Sebagian besar pigmen yang terkandung dalam beras terdapat dalam pericarp dan
lapisan seedcoat (Juliano, 2003).
Beras berpigmen sudah cukup dikenal
sebagai makanan fungsional oleh penduduk Korea, Jepang, India, dan China.
Penduduk India mengenal Njavara sebagai medicinal rice. Njavara merupakan salah satu anggota genus Oryza tipe liar (wild rice) yang mempunyai bulir beras pecah kulit
berwarna merah. Beras ini telah digunakan selam ribuan tahun dalam terapi
kesehatan tradisional masyarakat India yang dikenal dengan sebutan ayurvedic treatments. Di Jepang, jenis
beras ini termasuk dalam kategori FOSHU (Food
for Specified Health Uses), karena kandungan polifenol serta anthosianinnya
yang tinggi.
Anthosianin merupakan salah satu jenis komponen flavonoid yang
sering dijumpai di alam. Komponen flavonoid sendiri merupaka sub kelompok dari
komponen fenolik. Pigmen ini bersifat larut air dan memberikan berbagai macam
warna pada tumbuhan, seperti biru, ungu, violet, magenta, merah, dan jingga.
Struktur dasar dari anthosianin adalah garam flavylium dari
2-phenylbenzopyryllum. Jika gugus sula pada anthosianin terhidrolisis, maka
yang tertinggal adalah produk hidrolisis non gula yang disebut anthosianidin.

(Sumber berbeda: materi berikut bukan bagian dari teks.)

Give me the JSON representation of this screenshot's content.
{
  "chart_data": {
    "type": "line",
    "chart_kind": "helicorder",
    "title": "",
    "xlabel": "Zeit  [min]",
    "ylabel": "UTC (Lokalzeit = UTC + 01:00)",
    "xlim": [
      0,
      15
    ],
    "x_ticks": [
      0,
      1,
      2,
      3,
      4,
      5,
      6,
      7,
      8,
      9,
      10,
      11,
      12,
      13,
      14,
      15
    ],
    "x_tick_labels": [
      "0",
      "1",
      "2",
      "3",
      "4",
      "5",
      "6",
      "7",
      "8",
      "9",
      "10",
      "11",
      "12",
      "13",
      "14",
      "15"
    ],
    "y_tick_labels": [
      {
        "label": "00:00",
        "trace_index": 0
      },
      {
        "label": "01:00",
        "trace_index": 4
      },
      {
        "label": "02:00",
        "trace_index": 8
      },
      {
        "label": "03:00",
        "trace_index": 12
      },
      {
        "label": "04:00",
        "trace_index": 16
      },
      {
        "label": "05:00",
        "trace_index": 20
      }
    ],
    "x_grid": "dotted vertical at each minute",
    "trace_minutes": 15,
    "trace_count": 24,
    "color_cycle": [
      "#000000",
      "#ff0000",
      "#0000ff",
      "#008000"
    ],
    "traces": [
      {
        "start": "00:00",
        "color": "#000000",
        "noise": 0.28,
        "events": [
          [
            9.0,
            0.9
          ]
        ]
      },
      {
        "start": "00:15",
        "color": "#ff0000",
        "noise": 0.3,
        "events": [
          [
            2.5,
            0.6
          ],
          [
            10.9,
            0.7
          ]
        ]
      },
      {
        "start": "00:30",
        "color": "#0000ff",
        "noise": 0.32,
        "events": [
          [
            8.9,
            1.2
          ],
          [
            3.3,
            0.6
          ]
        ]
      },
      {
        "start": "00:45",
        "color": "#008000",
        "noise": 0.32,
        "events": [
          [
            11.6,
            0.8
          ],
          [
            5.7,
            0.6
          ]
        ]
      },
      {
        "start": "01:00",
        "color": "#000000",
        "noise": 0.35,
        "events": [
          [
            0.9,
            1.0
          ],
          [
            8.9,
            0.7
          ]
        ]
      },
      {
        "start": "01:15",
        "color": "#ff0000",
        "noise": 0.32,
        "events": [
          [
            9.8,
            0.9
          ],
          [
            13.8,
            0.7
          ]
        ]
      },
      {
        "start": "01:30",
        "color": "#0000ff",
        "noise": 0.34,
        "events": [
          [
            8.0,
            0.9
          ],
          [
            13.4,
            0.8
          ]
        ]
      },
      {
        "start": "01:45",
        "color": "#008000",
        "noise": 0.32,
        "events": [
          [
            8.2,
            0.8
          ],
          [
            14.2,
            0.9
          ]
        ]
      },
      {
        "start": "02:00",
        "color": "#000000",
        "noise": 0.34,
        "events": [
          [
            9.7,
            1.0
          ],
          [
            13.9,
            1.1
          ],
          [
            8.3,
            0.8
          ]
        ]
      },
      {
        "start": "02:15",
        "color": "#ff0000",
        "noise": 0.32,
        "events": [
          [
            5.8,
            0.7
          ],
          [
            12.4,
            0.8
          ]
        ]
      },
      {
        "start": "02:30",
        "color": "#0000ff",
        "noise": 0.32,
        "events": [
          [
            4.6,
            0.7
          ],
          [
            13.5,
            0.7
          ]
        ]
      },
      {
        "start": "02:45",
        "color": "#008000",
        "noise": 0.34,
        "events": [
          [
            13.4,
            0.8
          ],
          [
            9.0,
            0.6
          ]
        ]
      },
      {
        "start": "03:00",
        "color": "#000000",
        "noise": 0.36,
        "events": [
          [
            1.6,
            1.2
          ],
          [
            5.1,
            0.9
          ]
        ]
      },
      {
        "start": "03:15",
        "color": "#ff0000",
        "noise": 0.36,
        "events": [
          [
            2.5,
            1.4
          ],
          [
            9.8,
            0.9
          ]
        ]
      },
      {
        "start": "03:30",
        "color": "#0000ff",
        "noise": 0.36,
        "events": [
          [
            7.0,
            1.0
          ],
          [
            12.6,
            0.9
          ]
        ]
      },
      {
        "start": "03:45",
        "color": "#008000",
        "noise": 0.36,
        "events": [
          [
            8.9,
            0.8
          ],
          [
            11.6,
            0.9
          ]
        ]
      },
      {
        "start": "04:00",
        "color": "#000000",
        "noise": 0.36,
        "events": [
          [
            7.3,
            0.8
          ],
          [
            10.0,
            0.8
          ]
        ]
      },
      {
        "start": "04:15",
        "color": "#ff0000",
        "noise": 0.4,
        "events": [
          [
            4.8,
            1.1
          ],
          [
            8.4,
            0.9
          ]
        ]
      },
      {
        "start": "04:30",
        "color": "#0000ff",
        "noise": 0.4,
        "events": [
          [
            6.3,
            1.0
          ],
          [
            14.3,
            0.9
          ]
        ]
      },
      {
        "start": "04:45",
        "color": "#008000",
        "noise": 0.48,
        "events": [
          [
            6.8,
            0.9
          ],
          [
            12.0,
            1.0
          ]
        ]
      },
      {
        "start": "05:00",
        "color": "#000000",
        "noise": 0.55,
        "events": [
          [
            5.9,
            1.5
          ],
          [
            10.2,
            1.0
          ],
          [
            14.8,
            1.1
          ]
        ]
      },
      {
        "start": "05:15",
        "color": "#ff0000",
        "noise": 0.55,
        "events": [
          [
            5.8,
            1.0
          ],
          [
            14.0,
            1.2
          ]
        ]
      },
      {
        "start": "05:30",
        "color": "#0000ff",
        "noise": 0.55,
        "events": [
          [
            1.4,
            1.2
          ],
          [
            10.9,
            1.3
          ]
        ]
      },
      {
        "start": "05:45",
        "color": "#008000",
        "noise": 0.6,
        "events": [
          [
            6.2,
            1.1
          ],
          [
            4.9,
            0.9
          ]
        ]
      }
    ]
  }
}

Jenis anthosianidin yang terdapat di dalam makanan antara lain pelarginidin,
cyaniding, delphinidin, peonidin, petunidin, dan malvidin. Tiap jenis
anthosianidin tersebut mempunyai stabilitas serta tingkat kepekatan warna biru
dan merah yang berbeda. Petunidnin dan malvidin cenderung lebih stabil
dibandinngkan pelargonidin, cyaniding, dan malvidin (Elbe and Schwartz, 1996).
Selain
anthosianin, beras berpigmen juga mengandung senyawa fenolik lainnya. Menurut
penelitian yang dilakukan oleh de Mira et al. kandungan total senyawa fenolik
pada beras berpigmen 4 kali lebih besar dibandingkan kandungan total senyawa
fenolik beras putih (non pigmented). Dengan rata-rata TPC (Total Phenolic
Compound) sebesar 1072.2±198.1 mg ferrulic acid (FA) aquivalent/kg untuk beras
putih dan 4246.2±703.7 mg FA equiv./kg untuk beras berpigmen. Percobaan
tersebut dilakukan pada 14 varietas beras putih (non pigmented) dan 7 varietas
berasss berpigmen dalam bentuk beras pecah kulit. Meskipun keduanya termasuk
dalam jenis beras berpigmen, namun jumlah senyawa flavonoid dalam beras hitam
relatif lebih besar dibandingkan senyawa flavonoid dalam beras merah (Yun Shen, et al., 2008).